Scientists bypass spinal column non-invasively to trigger walking

Could allow paraplegics to walk some day
August 18, 2014

The illustration shows how a computer  can connects the brain directly to the locomotion center in the spine via a magnetic device (credit: Yukio Nishimura)

Japanese researchers have created an “artificial neural connection” (ANC) from the brain directly to the spinal locomotion center in the lower thoracic and lumbar regions of the spine, potentially one day allowing patients with spinal-cord damage, such as paraplegics, to walk.

The study led by Shusaku Sasada, research fellow, and Yukio Nishimura, associate professor, both of the National Institutes of Natural Sciences (NINS), was published online in The Journal of Neuroscience on August 13, 2014.

Neural networks called “central pattern generators” (see Ref. 2 and 3 below) in the locomotion center (lower than the lesion site) are capable of producing rhythmic movements, such as walking, even when isolated from the brain, the researchers suggest.

The experiment

The researchers worked with neurologically intact subjects who are were asked to allow the computer to passively control their leg movements.

As a surrogate, the researchers used muscle signals normally generated by the arm movements associated with leg movements. These signals were used to control a computer-driven magnetic device that non-invasively (externally) stimulated neurons in the spinal locomotion center.

Additional simultaneous peripheral electrical stimulation to the foot via the ANC enhanced this walking-like behavior. Kinematics of the induced behaviors were identical to those observed in normal voluntary walking.

The researchers said they are planning clinical studies in the near future.

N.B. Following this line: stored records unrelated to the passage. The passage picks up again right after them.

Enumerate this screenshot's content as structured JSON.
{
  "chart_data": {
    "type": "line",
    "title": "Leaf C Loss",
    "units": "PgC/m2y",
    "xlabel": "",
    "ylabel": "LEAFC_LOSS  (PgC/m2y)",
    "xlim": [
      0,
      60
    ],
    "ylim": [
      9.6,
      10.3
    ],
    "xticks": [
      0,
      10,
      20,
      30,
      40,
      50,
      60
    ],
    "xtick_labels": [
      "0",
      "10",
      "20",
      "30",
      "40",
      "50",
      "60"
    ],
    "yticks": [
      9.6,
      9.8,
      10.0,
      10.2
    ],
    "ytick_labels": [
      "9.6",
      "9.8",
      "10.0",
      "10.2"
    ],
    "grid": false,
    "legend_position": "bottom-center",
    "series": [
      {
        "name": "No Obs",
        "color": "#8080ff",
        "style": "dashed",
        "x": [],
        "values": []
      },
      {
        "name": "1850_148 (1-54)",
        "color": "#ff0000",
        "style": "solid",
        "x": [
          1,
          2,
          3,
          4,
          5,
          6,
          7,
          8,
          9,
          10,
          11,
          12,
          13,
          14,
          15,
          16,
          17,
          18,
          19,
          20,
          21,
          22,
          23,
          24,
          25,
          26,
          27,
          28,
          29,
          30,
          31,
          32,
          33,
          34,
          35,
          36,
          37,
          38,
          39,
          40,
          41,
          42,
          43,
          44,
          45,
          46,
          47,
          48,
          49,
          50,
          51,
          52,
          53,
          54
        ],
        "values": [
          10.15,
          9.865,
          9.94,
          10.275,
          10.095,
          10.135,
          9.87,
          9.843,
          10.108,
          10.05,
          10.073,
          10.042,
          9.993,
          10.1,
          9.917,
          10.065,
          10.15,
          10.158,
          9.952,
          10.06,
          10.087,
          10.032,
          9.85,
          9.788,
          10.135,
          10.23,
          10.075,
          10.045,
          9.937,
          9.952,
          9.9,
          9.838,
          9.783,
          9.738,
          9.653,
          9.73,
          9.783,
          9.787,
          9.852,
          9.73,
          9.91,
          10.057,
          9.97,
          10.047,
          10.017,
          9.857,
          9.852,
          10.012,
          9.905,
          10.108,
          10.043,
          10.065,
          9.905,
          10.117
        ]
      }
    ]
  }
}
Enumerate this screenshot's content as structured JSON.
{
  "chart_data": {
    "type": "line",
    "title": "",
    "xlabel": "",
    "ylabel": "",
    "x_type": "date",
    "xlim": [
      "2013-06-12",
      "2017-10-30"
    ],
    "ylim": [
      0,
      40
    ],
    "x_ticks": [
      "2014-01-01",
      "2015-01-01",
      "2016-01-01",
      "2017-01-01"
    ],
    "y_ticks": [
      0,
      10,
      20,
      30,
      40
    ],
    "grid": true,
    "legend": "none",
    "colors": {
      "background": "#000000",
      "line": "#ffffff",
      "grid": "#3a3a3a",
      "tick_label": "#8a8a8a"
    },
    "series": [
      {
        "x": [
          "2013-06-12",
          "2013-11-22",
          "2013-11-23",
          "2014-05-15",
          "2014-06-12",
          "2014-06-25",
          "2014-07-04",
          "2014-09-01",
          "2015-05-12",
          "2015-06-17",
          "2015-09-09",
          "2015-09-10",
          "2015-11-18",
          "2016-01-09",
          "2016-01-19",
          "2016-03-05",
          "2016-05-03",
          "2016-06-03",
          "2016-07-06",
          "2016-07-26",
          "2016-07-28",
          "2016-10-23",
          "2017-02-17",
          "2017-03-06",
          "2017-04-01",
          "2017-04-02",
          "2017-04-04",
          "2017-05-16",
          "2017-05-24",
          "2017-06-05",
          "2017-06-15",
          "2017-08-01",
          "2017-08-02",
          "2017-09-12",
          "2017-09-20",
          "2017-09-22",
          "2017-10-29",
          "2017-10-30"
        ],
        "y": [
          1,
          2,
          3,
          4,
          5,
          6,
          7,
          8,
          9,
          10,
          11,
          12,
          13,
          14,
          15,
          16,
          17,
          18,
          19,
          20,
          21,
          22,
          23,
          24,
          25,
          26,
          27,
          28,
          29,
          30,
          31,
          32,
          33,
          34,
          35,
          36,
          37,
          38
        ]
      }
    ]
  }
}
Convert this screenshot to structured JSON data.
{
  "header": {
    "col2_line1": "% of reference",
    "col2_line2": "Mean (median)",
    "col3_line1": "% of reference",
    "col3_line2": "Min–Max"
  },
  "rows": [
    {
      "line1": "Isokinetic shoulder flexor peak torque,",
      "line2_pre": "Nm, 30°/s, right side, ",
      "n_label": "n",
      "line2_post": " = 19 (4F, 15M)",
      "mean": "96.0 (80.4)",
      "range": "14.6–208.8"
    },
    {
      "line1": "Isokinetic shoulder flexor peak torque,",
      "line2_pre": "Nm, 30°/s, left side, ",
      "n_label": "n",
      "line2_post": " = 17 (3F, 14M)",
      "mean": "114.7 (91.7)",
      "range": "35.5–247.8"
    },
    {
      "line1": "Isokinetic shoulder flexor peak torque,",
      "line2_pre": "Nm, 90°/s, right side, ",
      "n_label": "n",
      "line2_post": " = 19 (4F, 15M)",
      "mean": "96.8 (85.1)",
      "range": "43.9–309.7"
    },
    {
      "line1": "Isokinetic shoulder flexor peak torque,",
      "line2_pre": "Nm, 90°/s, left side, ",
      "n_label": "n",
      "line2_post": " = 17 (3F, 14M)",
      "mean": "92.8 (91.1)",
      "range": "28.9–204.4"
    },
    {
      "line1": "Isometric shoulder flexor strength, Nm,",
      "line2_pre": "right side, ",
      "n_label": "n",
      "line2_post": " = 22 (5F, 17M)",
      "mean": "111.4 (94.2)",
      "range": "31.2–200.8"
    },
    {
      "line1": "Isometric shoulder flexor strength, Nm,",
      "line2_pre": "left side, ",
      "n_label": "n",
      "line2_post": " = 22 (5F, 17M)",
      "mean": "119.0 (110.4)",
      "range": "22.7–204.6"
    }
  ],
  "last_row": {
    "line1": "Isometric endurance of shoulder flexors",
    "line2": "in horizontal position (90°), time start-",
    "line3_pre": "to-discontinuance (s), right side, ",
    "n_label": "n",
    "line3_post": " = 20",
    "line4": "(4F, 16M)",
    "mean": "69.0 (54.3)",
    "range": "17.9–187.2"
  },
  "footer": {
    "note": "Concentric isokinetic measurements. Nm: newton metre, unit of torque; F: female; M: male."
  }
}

Abstract of Journal of Neuroscience paper

Gait disturbance in individuals with spinal cord lesion is attributed to the interruption of descending pathways to the spinal locomotor center, whereas neural circuits below and above the lesion maintain their functional capability. An artificial neural connection (ANC), which bridges supraspinal centers and locomotor networks in the lumbar spinal cord beyond the lesion site, may restore the functional impairment. To achieve an ANC that sends descending voluntary commands to the lumbar locomotor center and bypasses the thoracic spinal cord, upper limb muscle activity was converted to magnetic stimuli delivered noninvasively over the lumbar vertebra. Healthy participants were able to initiate and terminate walking-like behavior and to control the step cycle through an ANC controlled by volitional upper limb muscle activity. The walking-like behavior stopped just after the ANC was disconnected from the participants even when the participant continued to swing arms. Furthermore, additional simultaneous peripheral electrical stimulation to the foot via the ANC enhanced this walking-like behavior. Kinematics of the induced behaviors were identical to those observed in voluntary walking. These results demonstrate that the ANC induces volitionally controlled, walking-like behavior of the legs. This paradigm may be able to compensate for the dysfunction of descending pathways by sending commands to the preserved locomotor center at the lumbar spinal cord and may enable individuals with paraplegia to regain volitionally controlled walking.